LONDRA.Una proposta che rischia di scatenare una nuova guerra tra i sessi: Sepp Blatter si augura che le calciatrici in futuro indossino divise più aderenti e sexy per rinnovare l'immagine del calcio femminile, esaltandone cosi maggiormente «l'estetica femminile». Secondo il numero uno del governo mondiale del calcio le donne dovrebbero seguire l'esempio di altri sport, come la pallavolo e il beach volley, in cui le atlete indossano completi fascianti e succinti, che ne valorizzano l'immagine. Con una strizzata d'occhio all'immaginario sexy maschile.
«Potrebbero per esempio indossare pantaloncini più aderenti - ha dichiarato Blatter al giornale svizzero Sonntagsblick - Le ragazze che giocano a pallone sono molto carine. Già adesso loro seguono regole diverse rispetto agli uomini, come per esempio l'uso del pallone più leggero. Cambiamenti decisi per favorire un gioco più femminile. E allora perchè non seguire questo principio anche nell'abbigliamento?».
Apriti cielo! Neppure il tempo di far girare l'intervista sulle agenzia di stampa, che hanno cominciato ad arrivare le stizzite reazioni delle dirette interessate, contrariate ai limiti dell'offesa per le parole di Blatter.
«Non sa di cosa parla - gli ha risposto Pauline Cope, portiere della nazionale inglese e del Charlton - Non è vero che usiamo palloni più leggeri e chiederci di giocare con pantaloncini stretti è ridicolo. E' del tutto irresponsabile per un uomo di quel potere fare determinati commenti».
Probabilmente Blatter ha ancora negli occhi l'esultanza osè di Brandi Cheston, nazionale americana, che celebrò il gol-vittoria ai Mondiali '99 alzando la maglietta e mostrando in mondovisione il reggiseno.

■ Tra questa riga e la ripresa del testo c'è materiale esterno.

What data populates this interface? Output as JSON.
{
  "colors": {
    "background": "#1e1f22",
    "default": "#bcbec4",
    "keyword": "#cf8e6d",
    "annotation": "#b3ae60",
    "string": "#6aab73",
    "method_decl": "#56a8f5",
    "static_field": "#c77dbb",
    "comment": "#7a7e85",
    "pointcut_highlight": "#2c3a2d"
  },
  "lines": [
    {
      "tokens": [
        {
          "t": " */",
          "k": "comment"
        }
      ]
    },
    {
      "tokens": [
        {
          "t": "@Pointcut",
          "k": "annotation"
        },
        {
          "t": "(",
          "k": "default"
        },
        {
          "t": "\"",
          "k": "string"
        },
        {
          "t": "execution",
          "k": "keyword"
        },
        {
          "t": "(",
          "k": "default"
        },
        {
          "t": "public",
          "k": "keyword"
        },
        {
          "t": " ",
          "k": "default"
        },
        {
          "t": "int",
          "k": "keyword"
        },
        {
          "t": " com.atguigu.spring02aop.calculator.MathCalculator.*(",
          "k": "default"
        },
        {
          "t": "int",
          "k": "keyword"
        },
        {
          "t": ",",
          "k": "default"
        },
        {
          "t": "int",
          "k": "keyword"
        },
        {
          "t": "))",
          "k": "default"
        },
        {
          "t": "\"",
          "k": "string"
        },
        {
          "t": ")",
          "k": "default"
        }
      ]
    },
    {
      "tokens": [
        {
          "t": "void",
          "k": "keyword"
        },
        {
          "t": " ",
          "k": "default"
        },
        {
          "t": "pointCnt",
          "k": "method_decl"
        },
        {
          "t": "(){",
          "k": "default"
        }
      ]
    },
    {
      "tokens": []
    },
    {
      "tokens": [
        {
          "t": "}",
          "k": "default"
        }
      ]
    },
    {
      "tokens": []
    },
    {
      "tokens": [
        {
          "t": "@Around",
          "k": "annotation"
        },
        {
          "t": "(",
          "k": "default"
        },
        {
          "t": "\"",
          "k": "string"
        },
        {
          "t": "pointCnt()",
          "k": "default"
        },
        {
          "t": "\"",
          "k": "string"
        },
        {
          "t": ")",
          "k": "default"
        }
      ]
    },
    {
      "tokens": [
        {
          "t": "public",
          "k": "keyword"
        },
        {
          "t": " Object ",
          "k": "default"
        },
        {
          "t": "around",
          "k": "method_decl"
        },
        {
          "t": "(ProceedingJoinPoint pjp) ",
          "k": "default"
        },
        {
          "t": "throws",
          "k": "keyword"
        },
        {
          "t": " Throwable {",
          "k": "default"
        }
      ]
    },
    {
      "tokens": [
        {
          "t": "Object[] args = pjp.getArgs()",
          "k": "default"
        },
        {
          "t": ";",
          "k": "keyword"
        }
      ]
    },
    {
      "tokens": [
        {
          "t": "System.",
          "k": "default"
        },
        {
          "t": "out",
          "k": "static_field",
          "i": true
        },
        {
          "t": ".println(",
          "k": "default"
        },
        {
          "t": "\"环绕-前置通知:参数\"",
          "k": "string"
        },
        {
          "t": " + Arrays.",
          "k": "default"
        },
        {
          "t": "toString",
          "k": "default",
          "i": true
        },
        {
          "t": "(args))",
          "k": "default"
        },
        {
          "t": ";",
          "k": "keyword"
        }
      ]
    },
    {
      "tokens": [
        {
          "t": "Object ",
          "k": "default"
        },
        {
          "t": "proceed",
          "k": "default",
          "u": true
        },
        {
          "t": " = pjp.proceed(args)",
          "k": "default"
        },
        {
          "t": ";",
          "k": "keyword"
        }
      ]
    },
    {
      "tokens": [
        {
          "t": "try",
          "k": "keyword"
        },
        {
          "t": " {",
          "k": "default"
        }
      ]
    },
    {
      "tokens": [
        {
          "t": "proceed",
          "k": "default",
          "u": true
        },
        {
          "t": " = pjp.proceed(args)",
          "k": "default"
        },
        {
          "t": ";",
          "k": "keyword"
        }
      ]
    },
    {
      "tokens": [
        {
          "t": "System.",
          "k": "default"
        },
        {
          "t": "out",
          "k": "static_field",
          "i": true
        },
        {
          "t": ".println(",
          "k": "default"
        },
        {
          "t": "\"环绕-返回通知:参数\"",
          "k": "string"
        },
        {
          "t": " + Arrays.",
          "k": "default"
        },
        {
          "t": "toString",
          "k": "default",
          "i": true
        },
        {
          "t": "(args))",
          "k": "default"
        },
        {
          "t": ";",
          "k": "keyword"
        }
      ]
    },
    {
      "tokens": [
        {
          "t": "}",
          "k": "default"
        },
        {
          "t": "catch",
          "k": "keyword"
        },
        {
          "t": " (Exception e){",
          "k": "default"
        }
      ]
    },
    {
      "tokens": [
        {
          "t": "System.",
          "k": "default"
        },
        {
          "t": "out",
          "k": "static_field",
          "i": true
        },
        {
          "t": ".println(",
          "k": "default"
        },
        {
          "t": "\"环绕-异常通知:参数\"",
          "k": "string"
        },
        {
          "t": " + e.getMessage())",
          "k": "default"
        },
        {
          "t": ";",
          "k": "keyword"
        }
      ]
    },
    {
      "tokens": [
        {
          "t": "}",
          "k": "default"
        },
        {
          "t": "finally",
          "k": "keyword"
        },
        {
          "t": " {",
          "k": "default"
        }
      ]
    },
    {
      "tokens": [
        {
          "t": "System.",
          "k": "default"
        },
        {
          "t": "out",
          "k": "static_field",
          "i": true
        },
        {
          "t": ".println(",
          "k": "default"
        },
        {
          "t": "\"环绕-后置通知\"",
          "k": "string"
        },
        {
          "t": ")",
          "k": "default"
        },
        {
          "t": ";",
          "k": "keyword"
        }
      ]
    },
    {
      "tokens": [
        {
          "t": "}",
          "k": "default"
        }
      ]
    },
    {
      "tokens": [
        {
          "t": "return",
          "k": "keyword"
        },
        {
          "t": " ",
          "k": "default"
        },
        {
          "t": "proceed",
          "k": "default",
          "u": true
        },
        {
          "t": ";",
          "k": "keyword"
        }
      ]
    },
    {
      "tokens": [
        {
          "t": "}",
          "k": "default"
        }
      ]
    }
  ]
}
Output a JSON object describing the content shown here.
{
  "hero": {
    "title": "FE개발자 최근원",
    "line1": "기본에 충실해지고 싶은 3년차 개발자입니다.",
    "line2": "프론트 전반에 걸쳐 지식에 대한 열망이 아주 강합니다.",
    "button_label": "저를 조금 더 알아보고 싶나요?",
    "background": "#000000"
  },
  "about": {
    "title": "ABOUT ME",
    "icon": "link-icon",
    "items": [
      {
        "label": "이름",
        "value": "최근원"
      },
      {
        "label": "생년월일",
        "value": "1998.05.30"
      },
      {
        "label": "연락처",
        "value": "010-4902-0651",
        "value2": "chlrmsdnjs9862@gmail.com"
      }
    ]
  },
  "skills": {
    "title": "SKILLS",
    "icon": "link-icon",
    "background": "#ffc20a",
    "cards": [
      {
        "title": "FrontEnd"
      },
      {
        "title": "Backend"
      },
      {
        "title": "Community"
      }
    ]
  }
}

Ma le sue colleghe oggi difendono un maggior pudore e compattamente rifiutano nella forma e nella sostanza la proposta dei dirigenti Fifa.
«Dieci anni fa abbiamo giocato con divise più aderenti - ricorda Marianne Spacey, manager del Fulham - ma nessuno se ne accorse. Ciò significa che non è cosi che si crea attenzione per il nostro movimento».
Il fronte del «no» attraversa compatto tutto il pianeta, dagli Stati Uniti all'Europa, rivendicando con orgoglio la natura agonistica, e non estetica, del gioco. «Se gli spettatori vogliono vedere delle modelle che vadano a comprarsi una copia di Playboy», archivia la proposta Lise Klaveness, giocatrice norvegese.